Se réveiller. S’arracher au sommeil. Quitter son univers onirique et entrer dans un monde tangible. Flotter. S’étirer dans un instant de lâcher prise alors que l’esprit ne maîtrise plus et le corps tout entier peut s’exprimer sans retenue. Sortir de la torpeur. Les mains effleurent, frottent, caressent cette enveloppe engourdie de la nuit. Respirer. Le visage se déforme autour d’un bâillement, les membres dans un étirement incontrôlable. Relâchement total… Le temps d’un souffle, une fragilité se dévoile, magnifiée par tant de pudeur. Métamorphose.
Le réveil, passage furtif entre deux états de conscience, est l’un des moments les plus intimes de notre quotidien. Il raconte tellement…: un état psychique, physique, une solitude, notre rapport à la nuit, nos angoisses. Il est celui que l’on vit seul.e ou avec la personne qui partage notre nuit. Celui pendant lequel les visages sont sans aucun artifice. Il est ce moment fugace où, bien qu’éveillés, nous n’avons pas encore enfilé notre personnalité. Là où tout reste à venir.

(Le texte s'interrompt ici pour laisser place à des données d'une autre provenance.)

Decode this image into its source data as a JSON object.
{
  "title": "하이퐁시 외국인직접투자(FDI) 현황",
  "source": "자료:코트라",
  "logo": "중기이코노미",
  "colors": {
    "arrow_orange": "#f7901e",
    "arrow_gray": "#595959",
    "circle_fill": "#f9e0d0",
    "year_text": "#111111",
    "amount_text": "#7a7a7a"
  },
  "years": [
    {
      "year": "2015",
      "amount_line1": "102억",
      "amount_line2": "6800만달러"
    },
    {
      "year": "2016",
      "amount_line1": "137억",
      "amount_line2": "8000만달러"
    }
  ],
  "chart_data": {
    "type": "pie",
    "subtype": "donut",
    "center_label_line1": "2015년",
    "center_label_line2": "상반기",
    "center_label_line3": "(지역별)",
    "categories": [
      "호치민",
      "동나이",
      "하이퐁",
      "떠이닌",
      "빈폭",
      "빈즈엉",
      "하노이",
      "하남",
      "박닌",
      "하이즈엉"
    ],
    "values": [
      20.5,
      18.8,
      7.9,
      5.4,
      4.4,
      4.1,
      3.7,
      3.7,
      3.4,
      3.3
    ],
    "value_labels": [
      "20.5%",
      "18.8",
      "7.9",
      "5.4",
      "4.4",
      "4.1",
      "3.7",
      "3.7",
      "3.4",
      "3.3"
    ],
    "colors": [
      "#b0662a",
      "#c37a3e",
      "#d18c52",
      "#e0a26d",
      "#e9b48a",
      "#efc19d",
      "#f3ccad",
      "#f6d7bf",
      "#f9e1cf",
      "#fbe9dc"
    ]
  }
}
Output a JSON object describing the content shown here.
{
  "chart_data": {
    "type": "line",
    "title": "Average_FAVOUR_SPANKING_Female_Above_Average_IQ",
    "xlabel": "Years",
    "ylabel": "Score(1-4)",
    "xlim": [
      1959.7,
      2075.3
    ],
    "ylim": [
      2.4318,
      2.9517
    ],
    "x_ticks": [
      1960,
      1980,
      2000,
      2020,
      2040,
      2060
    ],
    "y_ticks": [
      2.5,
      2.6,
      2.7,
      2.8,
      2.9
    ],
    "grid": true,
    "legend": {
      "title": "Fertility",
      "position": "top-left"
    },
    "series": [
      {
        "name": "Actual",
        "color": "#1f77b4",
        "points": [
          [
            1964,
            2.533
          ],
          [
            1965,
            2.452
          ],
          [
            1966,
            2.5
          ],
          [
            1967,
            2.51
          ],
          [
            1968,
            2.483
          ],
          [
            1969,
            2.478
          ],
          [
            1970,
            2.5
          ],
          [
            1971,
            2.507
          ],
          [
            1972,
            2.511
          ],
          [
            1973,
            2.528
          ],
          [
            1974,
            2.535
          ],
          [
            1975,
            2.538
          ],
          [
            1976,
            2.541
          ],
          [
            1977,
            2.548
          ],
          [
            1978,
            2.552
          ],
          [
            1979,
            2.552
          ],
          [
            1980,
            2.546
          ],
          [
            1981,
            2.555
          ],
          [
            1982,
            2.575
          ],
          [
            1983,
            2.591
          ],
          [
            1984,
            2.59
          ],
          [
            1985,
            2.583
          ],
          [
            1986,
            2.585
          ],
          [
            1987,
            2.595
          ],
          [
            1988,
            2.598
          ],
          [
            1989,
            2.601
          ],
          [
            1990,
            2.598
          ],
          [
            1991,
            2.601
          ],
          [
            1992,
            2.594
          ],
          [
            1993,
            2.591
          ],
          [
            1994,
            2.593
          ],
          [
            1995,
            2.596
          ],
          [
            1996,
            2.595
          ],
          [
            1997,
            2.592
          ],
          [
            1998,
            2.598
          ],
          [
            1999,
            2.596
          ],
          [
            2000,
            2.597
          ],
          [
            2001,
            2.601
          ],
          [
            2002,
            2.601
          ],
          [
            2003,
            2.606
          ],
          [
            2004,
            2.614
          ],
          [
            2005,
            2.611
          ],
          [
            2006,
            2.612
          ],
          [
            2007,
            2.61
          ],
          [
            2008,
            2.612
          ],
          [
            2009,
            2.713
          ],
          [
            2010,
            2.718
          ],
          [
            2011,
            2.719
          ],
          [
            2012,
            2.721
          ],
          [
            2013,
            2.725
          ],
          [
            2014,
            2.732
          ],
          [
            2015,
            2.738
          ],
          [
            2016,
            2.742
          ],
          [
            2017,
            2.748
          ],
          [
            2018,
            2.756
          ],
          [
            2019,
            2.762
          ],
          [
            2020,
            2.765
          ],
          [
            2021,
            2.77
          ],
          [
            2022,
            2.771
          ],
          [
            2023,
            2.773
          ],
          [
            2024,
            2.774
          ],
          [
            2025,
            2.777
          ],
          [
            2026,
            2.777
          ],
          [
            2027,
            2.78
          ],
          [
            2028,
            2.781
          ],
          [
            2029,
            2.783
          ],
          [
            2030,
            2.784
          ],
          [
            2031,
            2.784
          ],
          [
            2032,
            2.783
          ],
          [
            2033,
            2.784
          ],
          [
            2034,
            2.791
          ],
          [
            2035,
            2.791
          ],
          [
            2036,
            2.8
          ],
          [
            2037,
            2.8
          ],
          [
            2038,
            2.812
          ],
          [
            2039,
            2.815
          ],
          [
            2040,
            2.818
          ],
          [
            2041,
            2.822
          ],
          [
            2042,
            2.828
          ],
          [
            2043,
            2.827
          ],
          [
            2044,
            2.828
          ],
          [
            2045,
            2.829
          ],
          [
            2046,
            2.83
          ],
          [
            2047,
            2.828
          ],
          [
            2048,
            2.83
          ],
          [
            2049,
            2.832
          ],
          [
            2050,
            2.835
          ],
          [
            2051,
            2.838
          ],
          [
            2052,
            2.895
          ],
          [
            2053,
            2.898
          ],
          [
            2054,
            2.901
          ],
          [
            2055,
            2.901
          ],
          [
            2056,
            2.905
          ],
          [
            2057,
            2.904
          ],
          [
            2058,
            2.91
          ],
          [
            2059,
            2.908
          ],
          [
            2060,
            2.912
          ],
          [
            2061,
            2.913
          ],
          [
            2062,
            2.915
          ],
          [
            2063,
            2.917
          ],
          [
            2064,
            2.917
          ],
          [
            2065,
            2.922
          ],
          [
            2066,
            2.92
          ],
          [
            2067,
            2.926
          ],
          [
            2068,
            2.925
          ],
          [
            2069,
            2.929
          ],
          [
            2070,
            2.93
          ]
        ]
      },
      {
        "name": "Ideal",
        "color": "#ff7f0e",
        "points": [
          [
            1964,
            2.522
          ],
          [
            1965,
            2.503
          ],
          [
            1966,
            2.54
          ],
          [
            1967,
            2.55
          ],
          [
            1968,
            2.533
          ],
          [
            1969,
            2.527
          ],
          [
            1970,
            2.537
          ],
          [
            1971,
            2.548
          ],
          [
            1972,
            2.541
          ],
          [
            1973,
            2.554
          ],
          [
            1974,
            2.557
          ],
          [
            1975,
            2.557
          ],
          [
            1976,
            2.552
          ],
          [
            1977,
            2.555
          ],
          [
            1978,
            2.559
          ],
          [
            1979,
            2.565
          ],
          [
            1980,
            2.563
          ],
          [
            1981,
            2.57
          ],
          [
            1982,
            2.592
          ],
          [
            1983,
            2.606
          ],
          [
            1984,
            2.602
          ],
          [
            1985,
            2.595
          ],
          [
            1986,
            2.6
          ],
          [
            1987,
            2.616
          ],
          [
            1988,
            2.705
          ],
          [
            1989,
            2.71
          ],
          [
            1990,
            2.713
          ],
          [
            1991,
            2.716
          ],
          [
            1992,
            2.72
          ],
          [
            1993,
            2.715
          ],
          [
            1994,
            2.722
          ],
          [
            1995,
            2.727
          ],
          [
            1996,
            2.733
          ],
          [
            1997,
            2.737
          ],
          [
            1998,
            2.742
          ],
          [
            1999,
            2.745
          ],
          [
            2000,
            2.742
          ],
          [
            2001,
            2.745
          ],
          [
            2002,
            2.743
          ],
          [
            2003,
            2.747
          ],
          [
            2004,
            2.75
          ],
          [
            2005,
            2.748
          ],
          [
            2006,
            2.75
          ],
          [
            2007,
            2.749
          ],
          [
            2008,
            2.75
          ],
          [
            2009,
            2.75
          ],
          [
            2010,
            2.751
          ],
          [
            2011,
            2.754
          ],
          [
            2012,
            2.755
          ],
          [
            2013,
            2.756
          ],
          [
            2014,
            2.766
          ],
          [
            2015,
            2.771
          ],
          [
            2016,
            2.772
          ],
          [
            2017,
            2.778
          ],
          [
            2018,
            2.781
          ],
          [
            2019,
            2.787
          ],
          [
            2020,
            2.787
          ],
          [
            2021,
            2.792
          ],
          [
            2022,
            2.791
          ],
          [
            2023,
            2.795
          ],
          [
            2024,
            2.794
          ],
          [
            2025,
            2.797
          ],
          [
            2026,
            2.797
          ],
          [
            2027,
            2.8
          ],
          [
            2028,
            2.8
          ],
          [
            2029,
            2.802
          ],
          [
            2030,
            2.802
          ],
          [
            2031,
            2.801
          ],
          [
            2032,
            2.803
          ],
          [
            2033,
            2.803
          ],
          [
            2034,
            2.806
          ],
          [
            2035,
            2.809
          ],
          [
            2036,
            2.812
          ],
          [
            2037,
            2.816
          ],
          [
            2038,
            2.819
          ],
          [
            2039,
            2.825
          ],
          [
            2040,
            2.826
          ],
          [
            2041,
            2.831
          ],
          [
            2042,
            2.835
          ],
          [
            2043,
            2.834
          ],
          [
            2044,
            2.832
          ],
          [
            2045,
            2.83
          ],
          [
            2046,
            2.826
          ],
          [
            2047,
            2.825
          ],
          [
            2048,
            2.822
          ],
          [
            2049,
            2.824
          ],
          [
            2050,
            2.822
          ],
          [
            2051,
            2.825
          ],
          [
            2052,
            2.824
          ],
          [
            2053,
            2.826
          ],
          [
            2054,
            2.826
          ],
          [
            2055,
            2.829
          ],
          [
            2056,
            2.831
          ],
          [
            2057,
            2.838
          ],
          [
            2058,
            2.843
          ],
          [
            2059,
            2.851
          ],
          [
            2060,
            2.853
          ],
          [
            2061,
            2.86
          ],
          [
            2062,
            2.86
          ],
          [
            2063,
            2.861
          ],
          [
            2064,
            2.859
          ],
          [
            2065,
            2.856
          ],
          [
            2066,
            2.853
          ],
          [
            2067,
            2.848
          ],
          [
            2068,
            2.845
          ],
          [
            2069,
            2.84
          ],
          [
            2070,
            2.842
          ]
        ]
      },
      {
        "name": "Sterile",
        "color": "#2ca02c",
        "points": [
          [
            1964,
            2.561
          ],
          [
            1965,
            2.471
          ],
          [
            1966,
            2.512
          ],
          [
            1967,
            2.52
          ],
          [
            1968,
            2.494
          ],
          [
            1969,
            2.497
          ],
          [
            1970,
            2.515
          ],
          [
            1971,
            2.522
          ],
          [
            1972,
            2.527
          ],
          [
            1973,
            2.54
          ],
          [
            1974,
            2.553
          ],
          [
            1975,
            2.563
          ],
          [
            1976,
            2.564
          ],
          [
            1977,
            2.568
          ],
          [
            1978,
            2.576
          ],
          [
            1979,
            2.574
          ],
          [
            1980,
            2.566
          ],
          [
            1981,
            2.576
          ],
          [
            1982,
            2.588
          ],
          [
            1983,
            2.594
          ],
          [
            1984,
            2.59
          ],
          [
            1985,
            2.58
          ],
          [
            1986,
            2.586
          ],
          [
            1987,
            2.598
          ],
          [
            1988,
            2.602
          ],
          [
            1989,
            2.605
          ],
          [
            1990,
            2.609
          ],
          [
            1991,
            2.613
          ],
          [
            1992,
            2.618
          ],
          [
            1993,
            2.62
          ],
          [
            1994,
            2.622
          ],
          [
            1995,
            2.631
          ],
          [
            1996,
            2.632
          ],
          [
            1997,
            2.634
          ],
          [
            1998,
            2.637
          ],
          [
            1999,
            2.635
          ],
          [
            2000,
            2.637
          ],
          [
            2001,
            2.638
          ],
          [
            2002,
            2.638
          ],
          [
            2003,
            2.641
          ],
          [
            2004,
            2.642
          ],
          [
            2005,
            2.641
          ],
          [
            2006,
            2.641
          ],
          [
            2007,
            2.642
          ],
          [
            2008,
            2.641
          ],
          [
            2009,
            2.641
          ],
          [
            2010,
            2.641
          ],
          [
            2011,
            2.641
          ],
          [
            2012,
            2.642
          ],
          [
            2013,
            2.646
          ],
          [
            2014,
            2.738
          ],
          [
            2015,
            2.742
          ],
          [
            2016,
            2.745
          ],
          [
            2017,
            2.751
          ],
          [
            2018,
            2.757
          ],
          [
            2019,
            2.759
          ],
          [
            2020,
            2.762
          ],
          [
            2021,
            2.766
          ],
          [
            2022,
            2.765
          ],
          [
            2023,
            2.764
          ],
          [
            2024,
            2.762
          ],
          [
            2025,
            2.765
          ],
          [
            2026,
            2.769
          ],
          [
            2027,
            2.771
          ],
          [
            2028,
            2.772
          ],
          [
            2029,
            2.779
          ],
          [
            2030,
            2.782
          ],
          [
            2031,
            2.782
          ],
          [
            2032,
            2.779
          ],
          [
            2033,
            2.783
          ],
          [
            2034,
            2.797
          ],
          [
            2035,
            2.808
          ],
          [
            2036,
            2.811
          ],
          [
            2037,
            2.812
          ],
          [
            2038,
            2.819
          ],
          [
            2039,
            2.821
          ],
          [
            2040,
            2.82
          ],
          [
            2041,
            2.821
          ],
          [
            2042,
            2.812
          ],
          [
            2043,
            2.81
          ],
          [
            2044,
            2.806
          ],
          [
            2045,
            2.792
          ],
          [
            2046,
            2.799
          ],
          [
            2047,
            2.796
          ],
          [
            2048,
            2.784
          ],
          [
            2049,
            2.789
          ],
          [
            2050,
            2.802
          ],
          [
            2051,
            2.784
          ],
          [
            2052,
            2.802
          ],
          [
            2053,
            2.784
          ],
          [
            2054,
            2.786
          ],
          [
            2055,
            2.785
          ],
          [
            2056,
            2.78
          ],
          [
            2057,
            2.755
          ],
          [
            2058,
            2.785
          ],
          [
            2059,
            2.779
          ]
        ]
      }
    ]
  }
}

C’est exactement cet instant là que je cherche à saisir. Pendant quelques minutes, je m’introduis dans leur bulle pour observer cette mue. Les yeux restent fermés pour couper tout lien. Dans un silence empreint de la nuit se joue devant moi un spectacle sensuel, dont les acteurs à moitié dénudés livrent leurs fragilités dans la plus grande douceur. Pour autant, ce moment n’est pas simple: bien que l’acte de photographier soit consenti, il est autant intrusif pour la personne photographiée qu’il me met mal à l’aise.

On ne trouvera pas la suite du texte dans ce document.